Government shutdown odds grow as Trump demands $18 billion in border wall funds in exchange for DACA


Both chambers of Congress return to Washington, D.C., this week, and will immediately face an urgent deadline to fund the government before the current spending bill expires on Jan. 19.

The odds of a government shutdown increased over the weekend, after President Donald Trump told Congress that he is demanding $18 billion in funds for a border wall between the United States and Mexico before he agrees to a deal on the Deferred Action for Childhood Arrivals program.

The DACA program — which allows undocumented immigrants brought to the country as minors to continue to attend school and legally work in the U.S. — will expire in March, per Trump’s order in September, if Congress doesn’t reach a deal.

Meanwhile, Democrats are being pressured to use their leverage in the government funding debate to force a deal on DACA.

“Democrats have made it abundantly clear that they oppose President Trump’s rash decision to end DACA protections for Dreamers,” the Center for American Progress Action Fund — a liberal group — wrote in a letter on Monday. “But saying you support Dreamers just isn’t enough — not when DACA recipients are losing protection every day and hundreds of thousands of Dreamers live in perpetual fear of what the future holds.”

The letter goes on to say that, “Democrats should refuse to offer any votes for Republican spending bills that do not offer a fix for Dreamers and instead appropriate funds to deport them.”

Senate minority whip Sen. Dick Durbin (D-Ill.), an original co-sponsor of the Dream Act, which seeks to protect the class of immigrants covered by DACA, suggested in a statement on Friday that he is willing to force a government shutdown over DACA.

“President Trump has said he may need a good government shutdown to get his wall. With this demand, he seems to be heading in that direction,” Durbin said.

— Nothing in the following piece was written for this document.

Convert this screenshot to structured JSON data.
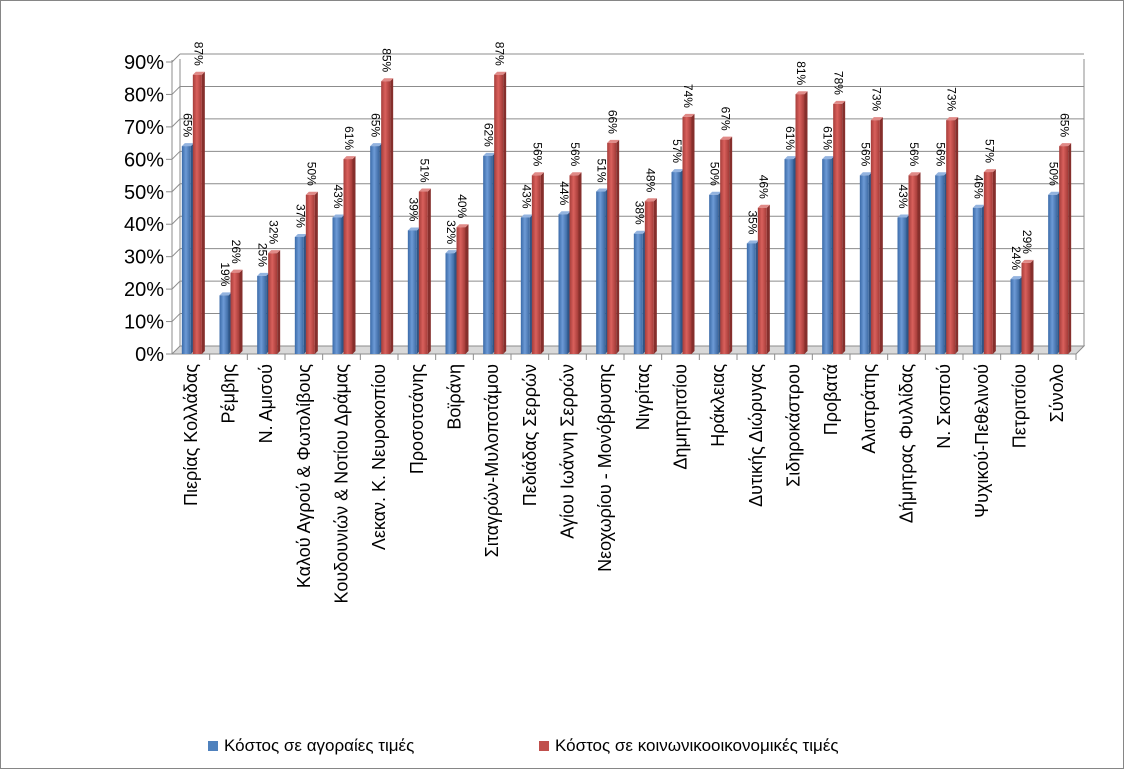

“I’ve been clear from the beginning that Senate Democrats will consider reasonable border security measures in order to pass the Dream Act into law,” Durbin continued. “The Trump Administration set this crisis in motion when it ended DACA four months ago. It’s outrageous that the White House would undercut months of bipartisan efforts by again trying to put its entire wish list of hardline anti-immigrant bills — plus an additional $18 billion in wall funding — on the backs of these young people.”

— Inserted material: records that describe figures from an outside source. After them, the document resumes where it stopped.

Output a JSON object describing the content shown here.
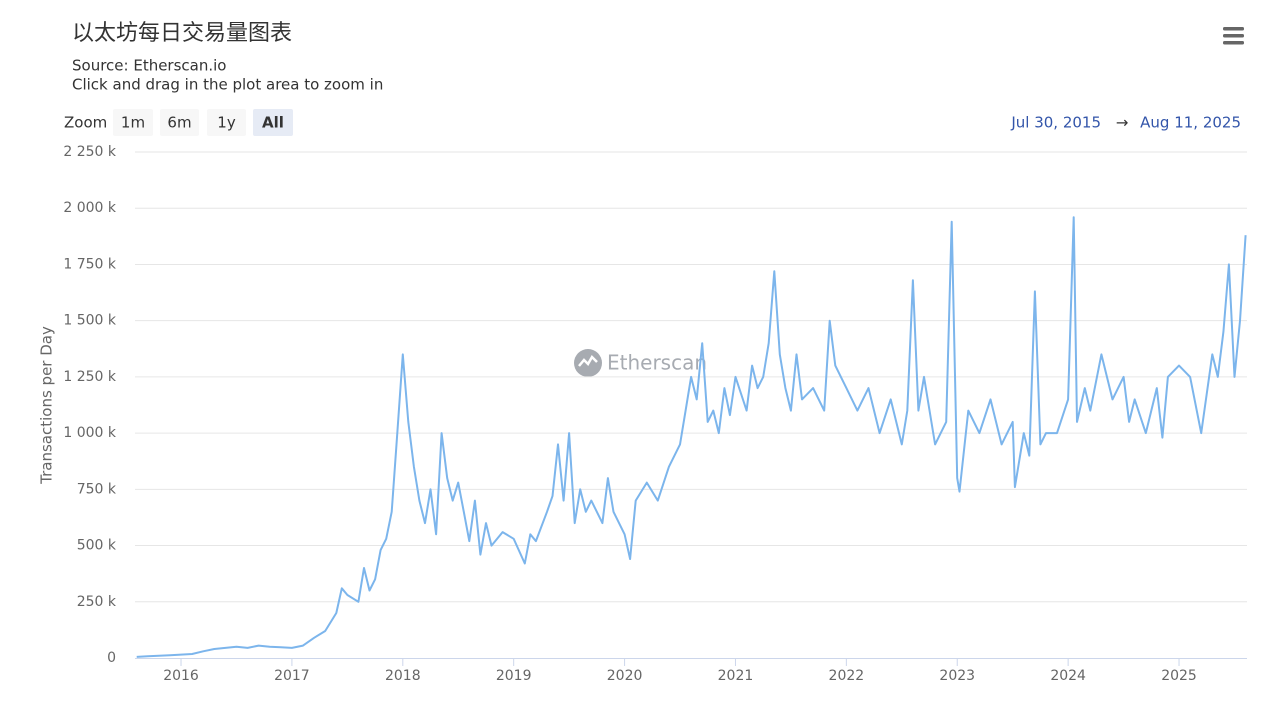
{
  "chart_data": {
    "type": "line",
    "title": "以太坊每日交易量图表",
    "source": "Source: Etherscan.io",
    "subtitle": "Click and drag in the plot area to zoom in",
    "zoom_label": "Zoom",
    "zoom_buttons": [
      "1m",
      "6m",
      "1y",
      "All"
    ],
    "zoom_selected": 3,
    "range_start": "Jul 30, 2015",
    "range_separator": "→",
    "range_end": "Aug 11, 2025",
    "watermark": "Etherscan",
    "y_label": "Transactions per Day",
    "grid": true,
    "xlim": [
      2015.585,
      2025.613
    ],
    "xticks": [
      2016,
      2017,
      2018,
      2019,
      2020,
      2021,
      2022,
      2023,
      2024,
      2025
    ],
    "ylim": [
      0,
      2250000
    ],
    "yticks": [
      0,
      {
        "value": 250000,
        "label": "250 k"
      },
      {
        "value": 500000,
        "label": "500 k"
      },
      {
        "value": 750000,
        "label": "750 k"
      },
      {
        "value": 1000000,
        "label": "1 000 k"
      },
      {
        "value": 1250000,
        "label": "1 250 k"
      },
      {
        "value": 1500000,
        "label": "1 500 k"
      },
      {
        "value": 1750000,
        "label": "1 750 k"
      },
      {
        "value": 2000000,
        "label": "2 000 k"
      },
      {
        "value": 2250000,
        "label": "2 250 k"
      }
    ],
    "series": [
      {
        "name": "Transactions per Day",
        "color": "#7cb5ec",
        "x": [
          2015.6,
          2015.7,
          2015.8,
          2015.9,
          2016.0,
          2016.1,
          2016.2,
          2016.3,
          2016.4,
          2016.5,
          2016.6,
          2016.7,
          2016.8,
          2016.9,
          2017.0,
          2017.1,
          2017.2,
          2017.3,
          2017.4,
          2017.45,
          2017.5,
          2017.6,
          2017.65,
          2017.7,
          2017.75,
          2017.8,
          2017.85,
          2017.9,
          2017.95,
          2018.0,
          2018.05,
          2018.1,
          2018.15,
          2018.2,
          2018.25,
          2018.3,
          2018.35,
          2018.4,
          2018.45,
          2018.5,
          2018.55,
          2018.6,
          2018.65,
          2018.7,
          2018.75,
          2018.8,
          2018.9,
          2019.0,
          2019.1,
          2019.15,
          2019.2,
          2019.3,
          2019.35,
          2019.4,
          2019.45,
          2019.5,
          2019.55,
          2019.6,
          2019.65,
          2019.7,
          2019.8,
          2019.85,
          2019.9,
          2020.0,
          2020.05,
          2020.1,
          2020.2,
          2020.3,
          2020.4,
          2020.5,
          2020.55,
          2020.6,
          2020.65,
          2020.7,
          2020.75,
          2020.8,
          2020.85,
          2020.9,
          2020.95,
          2021.0,
          2021.1,
          2021.15,
          2021.2,
          2021.25,
          2021.3,
          2021.35,
          2021.4,
          2021.45,
          2021.5,
          2021.55,
          2021.6,
          2021.7,
          2021.8,
          2021.85,
          2021.9,
          2022.0,
          2022.1,
          2022.2,
          2022.3,
          2022.4,
          2022.5,
          2022.55,
          2022.6,
          2022.65,
          2022.7,
          2022.8,
          2022.9,
          2022.95,
          2023.0,
          2023.02,
          2023.1,
          2023.2,
          2023.3,
          2023.4,
          2023.5,
          2023.52,
          2023.6,
          2023.65,
          2023.7,
          2023.75,
          2023.8,
          2023.9,
          2024.0,
          2024.05,
          2024.08,
          2024.15,
          2024.2,
          2024.3,
          2024.4,
          2024.5,
          2024.55,
          2024.6,
          2024.7,
          2024.8,
          2024.85,
          2024.9,
          2025.0,
          2025.1,
          2025.2,
          2025.3,
          2025.35,
          2025.4,
          2025.45,
          2025.5,
          2025.55,
          2025.6
        ],
        "values": [
          5000,
          8000,
          10000,
          12000,
          15000,
          18000,
          30000,
          40000,
          45000,
          50000,
          45000,
          55000,
          50000,
          48000,
          45000,
          55000,
          90000,
          120000,
          200000,
          310000,
          280000,
          250000,
          400000,
          300000,
          350000,
          480000,
          530000,
          650000,
          1000000,
          1350000,
          1050000,
          850000,
          700000,
          600000,
          750000,
          550000,
          1000000,
          800000,
          700000,
          780000,
          650000,
          520000,
          700000,
          460000,
          600000,
          500000,
          560000,
          530000,
          420000,
          550000,
          520000,
          650000,
          720000,
          950000,
          700000,
          1000000,
          600000,
          750000,
          650000,
          700000,
          600000,
          800000,
          650000,
          550000,
          440000,
          700000,
          780000,
          700000,
          850000,
          950000,
          1100000,
          1250000,
          1150000,
          1400000,
          1050000,
          1100000,
          1000000,
          1200000,
          1080000,
          1250000,
          1100000,
          1300000,
          1200000,
          1250000,
          1400000,
          1720000,
          1350000,
          1200000,
          1100000,
          1350000,
          1150000,
          1200000,
          1100000,
          1500000,
          1300000,
          1200000,
          1100000,
          1200000,
          1000000,
          1150000,
          950000,
          1100000,
          1680000,
          1100000,
          1250000,
          950000,
          1050000,
          1940000,
          800000,
          740000,
          1100000,
          1000000,
          1150000,
          950000,
          1050000,
          760000,
          1000000,
          900000,
          1630000,
          950000,
          1000000,
          1000000,
          1150000,
          1960000,
          1050000,
          1200000,
          1100000,
          1350000,
          1150000,
          1250000,
          1050000,
          1150000,
          1000000,
          1200000,
          980000,
          1250000,
          1300000,
          1250000,
          1000000,
          1350000,
          1250000,
          1450000,
          1750000,
          1250000,
          1500000,
          1880000
        ]
      }
    ]
  }
}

Rep. Joaquín Castro (D-Texas) also said on MSNBC Sunday night that Democrats should withhold votes from a government funding bill if it includes wall funding.

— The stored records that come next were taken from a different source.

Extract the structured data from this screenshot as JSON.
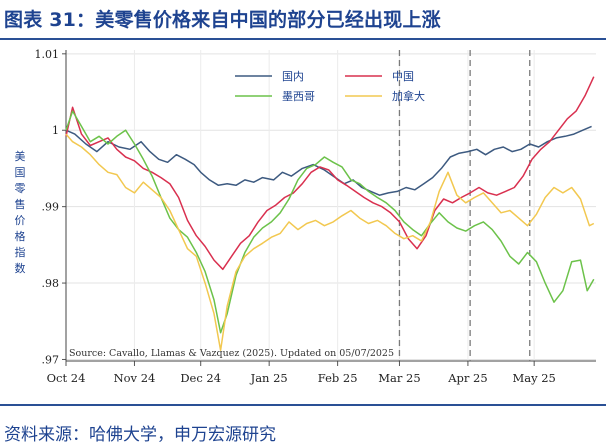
{
  "header": {
    "title": "图表 31：美零售价格来自中国的部分已经出现上涨"
  },
  "footer": {
    "source": "资料来源：哈佛大学，申万宏源研究"
  },
  "colors": {
    "domestic": "#3d5a80",
    "china": "#d9304f",
    "mexico": "#6cc24a",
    "canada": "#f2c850",
    "title": "#1e4390",
    "rule": "#2a5095"
  },
  "chart_data": {
    "type": "line",
    "title": "",
    "ylabel": "美国零售价格指数",
    "xlabel": "",
    "annotation": "Source: Cavallo, Llamas & Vazquez (2025). Updated on 05/07/2025",
    "ylim": [
      0.9698,
      1.0105
    ],
    "yticks": [
      0.97,
      0.98,
      0.99,
      1,
      1.01
    ],
    "ytick_labels": [
      ".97",
      ".98",
      ".99",
      "1",
      "1.01"
    ],
    "x_start": "2024-10-01",
    "x_end": "2025-05-29",
    "xticks": [
      {
        "date": "2024-10-01",
        "label": "Oct 24"
      },
      {
        "date": "2024-11-01",
        "label": "Nov 24"
      },
      {
        "date": "2024-12-01",
        "label": "Dec 24"
      },
      {
        "date": "2025-01-01",
        "label": "Jan 25"
      },
      {
        "date": "2025-02-01",
        "label": "Feb 25"
      },
      {
        "date": "2025-03-01",
        "label": "Mar 25"
      },
      {
        "date": "2025-04-01",
        "label": "Apr 25"
      },
      {
        "date": "2025-05-01",
        "label": "May 25"
      }
    ],
    "vlines": [
      "2025-03-01",
      "2025-04-02",
      "2025-04-29"
    ],
    "grid": true,
    "legend_position": "top-center",
    "series": [
      {
        "name": "国内",
        "color": "#3d5a80",
        "points": [
          [
            "2024-10-01",
            1.0
          ],
          [
            "2024-10-05",
            0.9995
          ],
          [
            "2024-10-10",
            0.9982
          ],
          [
            "2024-10-15",
            0.9972
          ],
          [
            "2024-10-20",
            0.9985
          ],
          [
            "2024-10-25",
            0.9978
          ],
          [
            "2024-10-30",
            0.9975
          ],
          [
            "2024-11-04",
            0.9985
          ],
          [
            "2024-11-08",
            0.9972
          ],
          [
            "2024-11-12",
            0.9962
          ],
          [
            "2024-11-16",
            0.9958
          ],
          [
            "2024-11-20",
            0.9968
          ],
          [
            "2024-11-24",
            0.9962
          ],
          [
            "2024-11-28",
            0.9955
          ],
          [
            "2024-12-01",
            0.9945
          ],
          [
            "2024-12-05",
            0.9935
          ],
          [
            "2024-12-09",
            0.9928
          ],
          [
            "2024-12-13",
            0.993
          ],
          [
            "2024-12-17",
            0.9928
          ],
          [
            "2024-12-21",
            0.9935
          ],
          [
            "2024-12-25",
            0.9932
          ],
          [
            "2024-12-29",
            0.9938
          ],
          [
            "2025-01-03",
            0.9935
          ],
          [
            "2025-01-07",
            0.9945
          ],
          [
            "2025-01-11",
            0.994
          ],
          [
            "2025-01-16",
            0.995
          ],
          [
            "2025-01-21",
            0.9955
          ],
          [
            "2025-01-26",
            0.9948
          ],
          [
            "2025-01-31",
            0.9938
          ],
          [
            "2025-02-04",
            0.993
          ],
          [
            "2025-02-08",
            0.9935
          ],
          [
            "2025-02-12",
            0.9925
          ],
          [
            "2025-02-16",
            0.992
          ],
          [
            "2025-02-20",
            0.9915
          ],
          [
            "2025-02-24",
            0.9918
          ],
          [
            "2025-02-28",
            0.992
          ],
          [
            "2025-03-04",
            0.9925
          ],
          [
            "2025-03-08",
            0.9922
          ],
          [
            "2025-03-12",
            0.993
          ],
          [
            "2025-03-16",
            0.9938
          ],
          [
            "2025-03-20",
            0.995
          ],
          [
            "2025-03-24",
            0.9965
          ],
          [
            "2025-03-28",
            0.997
          ],
          [
            "2025-04-01",
            0.9972
          ],
          [
            "2025-04-05",
            0.9975
          ],
          [
            "2025-04-09",
            0.9968
          ],
          [
            "2025-04-13",
            0.9975
          ],
          [
            "2025-04-17",
            0.9978
          ],
          [
            "2025-04-21",
            0.9972
          ],
          [
            "2025-04-25",
            0.9975
          ],
          [
            "2025-04-29",
            0.9982
          ],
          [
            "2025-05-03",
            0.9978
          ],
          [
            "2025-05-07",
            0.9985
          ],
          [
            "2025-05-11",
            0.999
          ],
          [
            "2025-05-15",
            0.9992
          ],
          [
            "2025-05-19",
            0.9995
          ],
          [
            "2025-05-23",
            1.0
          ],
          [
            "2025-05-27",
            1.0005
          ]
        ]
      },
      {
        "name": "中国",
        "color": "#d9304f",
        "points": [
          [
            "2024-10-01",
            0.9992
          ],
          [
            "2024-10-04",
            1.003
          ],
          [
            "2024-10-08",
            0.9995
          ],
          [
            "2024-10-12",
            0.998
          ],
          [
            "2024-10-16",
            0.9985
          ],
          [
            "2024-10-20",
            0.999
          ],
          [
            "2024-10-24",
            0.9975
          ],
          [
            "2024-10-28",
            0.9965
          ],
          [
            "2024-11-01",
            0.996
          ],
          [
            "2024-11-05",
            0.995
          ],
          [
            "2024-11-09",
            0.9945
          ],
          [
            "2024-11-13",
            0.9938
          ],
          [
            "2024-11-17",
            0.993
          ],
          [
            "2024-11-21",
            0.9912
          ],
          [
            "2024-11-25",
            0.9882
          ],
          [
            "2024-11-29",
            0.9862
          ],
          [
            "2024-12-03",
            0.9848
          ],
          [
            "2024-12-07",
            0.983
          ],
          [
            "2024-12-11",
            0.9818
          ],
          [
            "2024-12-15",
            0.9835
          ],
          [
            "2024-12-19",
            0.9852
          ],
          [
            "2024-12-23",
            0.9862
          ],
          [
            "2024-12-27",
            0.988
          ],
          [
            "2024-12-31",
            0.9895
          ],
          [
            "2025-01-04",
            0.9902
          ],
          [
            "2025-01-08",
            0.9912
          ],
          [
            "2025-01-12",
            0.9918
          ],
          [
            "2025-01-16",
            0.993
          ],
          [
            "2025-01-20",
            0.9945
          ],
          [
            "2025-01-24",
            0.9952
          ],
          [
            "2025-01-28",
            0.9948
          ],
          [
            "2025-02-01",
            0.9935
          ],
          [
            "2025-02-05",
            0.9928
          ],
          [
            "2025-02-09",
            0.992
          ],
          [
            "2025-02-13",
            0.9912
          ],
          [
            "2025-02-17",
            0.9905
          ],
          [
            "2025-02-21",
            0.99
          ],
          [
            "2025-02-25",
            0.9892
          ],
          [
            "2025-03-01",
            0.988
          ],
          [
            "2025-03-05",
            0.9858
          ],
          [
            "2025-03-09",
            0.9845
          ],
          [
            "2025-03-13",
            0.9862
          ],
          [
            "2025-03-17",
            0.9895
          ],
          [
            "2025-03-21",
            0.991
          ],
          [
            "2025-03-25",
            0.9905
          ],
          [
            "2025-03-29",
            0.9912
          ],
          [
            "2025-04-02",
            0.9918
          ],
          [
            "2025-04-06",
            0.9925
          ],
          [
            "2025-04-10",
            0.9918
          ],
          [
            "2025-04-14",
            0.9915
          ],
          [
            "2025-04-18",
            0.992
          ],
          [
            "2025-04-22",
            0.9925
          ],
          [
            "2025-04-26",
            0.994
          ],
          [
            "2025-04-30",
            0.9962
          ],
          [
            "2025-05-04",
            0.9975
          ],
          [
            "2025-05-08",
            0.9985
          ],
          [
            "2025-05-12",
            1.0
          ],
          [
            "2025-05-16",
            1.0015
          ],
          [
            "2025-05-20",
            1.0025
          ],
          [
            "2025-05-24",
            1.0045
          ],
          [
            "2025-05-28",
            1.007
          ]
        ]
      },
      {
        "name": "墨西哥",
        "color": "#6cc24a",
        "points": [
          [
            "2024-10-01",
            1.0
          ],
          [
            "2024-10-04",
            1.0025
          ],
          [
            "2024-10-08",
            1.0005
          ],
          [
            "2024-10-12",
            0.9985
          ],
          [
            "2024-10-16",
            0.9992
          ],
          [
            "2024-10-20",
            0.9982
          ],
          [
            "2024-10-24",
            0.9992
          ],
          [
            "2024-10-28",
            1.0
          ],
          [
            "2024-11-01",
            0.9982
          ],
          [
            "2024-11-05",
            0.9962
          ],
          [
            "2024-11-09",
            0.994
          ],
          [
            "2024-11-13",
            0.9912
          ],
          [
            "2024-11-17",
            0.9885
          ],
          [
            "2024-11-21",
            0.987
          ],
          [
            "2024-11-25",
            0.986
          ],
          [
            "2024-11-29",
            0.984
          ],
          [
            "2024-12-03",
            0.9815
          ],
          [
            "2024-12-07",
            0.9778
          ],
          [
            "2024-12-10",
            0.9735
          ],
          [
            "2024-12-13",
            0.976
          ],
          [
            "2024-12-17",
            0.981
          ],
          [
            "2024-12-21",
            0.984
          ],
          [
            "2024-12-25",
            0.986
          ],
          [
            "2024-12-29",
            0.9872
          ],
          [
            "2025-01-02",
            0.988
          ],
          [
            "2025-01-06",
            0.9892
          ],
          [
            "2025-01-10",
            0.991
          ],
          [
            "2025-01-14",
            0.9935
          ],
          [
            "2025-01-18",
            0.995
          ],
          [
            "2025-01-22",
            0.9955
          ],
          [
            "2025-01-26",
            0.9965
          ],
          [
            "2025-01-30",
            0.9958
          ],
          [
            "2025-02-03",
            0.9952
          ],
          [
            "2025-02-07",
            0.9935
          ],
          [
            "2025-02-11",
            0.993
          ],
          [
            "2025-02-15",
            0.992
          ],
          [
            "2025-02-19",
            0.9912
          ],
          [
            "2025-02-23",
            0.9905
          ],
          [
            "2025-02-27",
            0.9895
          ],
          [
            "2025-03-03",
            0.988
          ],
          [
            "2025-03-07",
            0.987
          ],
          [
            "2025-03-11",
            0.9862
          ],
          [
            "2025-03-15",
            0.9878
          ],
          [
            "2025-03-19",
            0.9892
          ],
          [
            "2025-03-23",
            0.988
          ],
          [
            "2025-03-27",
            0.9872
          ],
          [
            "2025-03-31",
            0.9868
          ],
          [
            "2025-04-04",
            0.9875
          ],
          [
            "2025-04-08",
            0.988
          ],
          [
            "2025-04-12",
            0.987
          ],
          [
            "2025-04-16",
            0.9855
          ],
          [
            "2025-04-20",
            0.9835
          ],
          [
            "2025-04-24",
            0.9825
          ],
          [
            "2025-04-28",
            0.984
          ],
          [
            "2025-05-02",
            0.9828
          ],
          [
            "2025-05-06",
            0.98
          ],
          [
            "2025-05-10",
            0.9775
          ],
          [
            "2025-05-14",
            0.979
          ],
          [
            "2025-05-18",
            0.9828
          ],
          [
            "2025-05-22",
            0.983
          ],
          [
            "2025-05-25",
            0.979
          ],
          [
            "2025-05-28",
            0.9805
          ]
        ]
      },
      {
        "name": "加拿大",
        "color": "#f2c850",
        "points": [
          [
            "2024-10-01",
            0.9995
          ],
          [
            "2024-10-04",
            0.9985
          ],
          [
            "2024-10-08",
            0.9978
          ],
          [
            "2024-10-12",
            0.9968
          ],
          [
            "2024-10-16",
            0.9955
          ],
          [
            "2024-10-20",
            0.9945
          ],
          [
            "2024-10-24",
            0.9942
          ],
          [
            "2024-10-28",
            0.9925
          ],
          [
            "2024-11-01",
            0.9918
          ],
          [
            "2024-11-05",
            0.9932
          ],
          [
            "2024-11-09",
            0.9922
          ],
          [
            "2024-11-13",
            0.9912
          ],
          [
            "2024-11-17",
            0.9895
          ],
          [
            "2024-11-21",
            0.987
          ],
          [
            "2024-11-25",
            0.9845
          ],
          [
            "2024-11-29",
            0.9835
          ],
          [
            "2024-12-03",
            0.98
          ],
          [
            "2024-12-07",
            0.976
          ],
          [
            "2024-12-10",
            0.9712
          ],
          [
            "2024-12-13",
            0.977
          ],
          [
            "2024-12-17",
            0.9815
          ],
          [
            "2024-12-21",
            0.9835
          ],
          [
            "2024-12-25",
            0.9845
          ],
          [
            "2024-12-29",
            0.9852
          ],
          [
            "2025-01-02",
            0.986
          ],
          [
            "2025-01-06",
            0.9865
          ],
          [
            "2025-01-10",
            0.988
          ],
          [
            "2025-01-14",
            0.987
          ],
          [
            "2025-01-18",
            0.9878
          ],
          [
            "2025-01-22",
            0.9882
          ],
          [
            "2025-01-26",
            0.9875
          ],
          [
            "2025-01-30",
            0.988
          ],
          [
            "2025-02-03",
            0.9888
          ],
          [
            "2025-02-07",
            0.9895
          ],
          [
            "2025-02-11",
            0.9885
          ],
          [
            "2025-02-15",
            0.9878
          ],
          [
            "2025-02-19",
            0.9882
          ],
          [
            "2025-02-23",
            0.9875
          ],
          [
            "2025-02-27",
            0.9865
          ],
          [
            "2025-03-03",
            0.9858
          ],
          [
            "2025-03-07",
            0.9862
          ],
          [
            "2025-03-11",
            0.9855
          ],
          [
            "2025-03-15",
            0.988
          ],
          [
            "2025-03-19",
            0.992
          ],
          [
            "2025-03-23",
            0.9945
          ],
          [
            "2025-03-27",
            0.9915
          ],
          [
            "2025-03-31",
            0.9905
          ],
          [
            "2025-04-04",
            0.9912
          ],
          [
            "2025-04-08",
            0.9918
          ],
          [
            "2025-04-12",
            0.9905
          ],
          [
            "2025-04-16",
            0.9892
          ],
          [
            "2025-04-20",
            0.9895
          ],
          [
            "2025-04-24",
            0.9885
          ],
          [
            "2025-04-28",
            0.9875
          ],
          [
            "2025-05-02",
            0.989
          ],
          [
            "2025-05-06",
            0.9912
          ],
          [
            "2025-05-10",
            0.9925
          ],
          [
            "2025-05-14",
            0.9918
          ],
          [
            "2025-05-18",
            0.9925
          ],
          [
            "2025-05-22",
            0.991
          ],
          [
            "2025-05-26",
            0.9875
          ],
          [
            "2025-05-28",
            0.9878
          ]
        ]
      }
    ]
  }
}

“I will certainly vote against it, and I know most Democrats will vote against it,” Castro said, referring to a government funding bill.

If the government shuts down over wall funding and DACA, it’s unclear which party will shoulder the blame. Republicans currently have unified control of Washington. A fix for DACA is overwhelmingly popular among the U.S. electorate, while funding for the wall is not.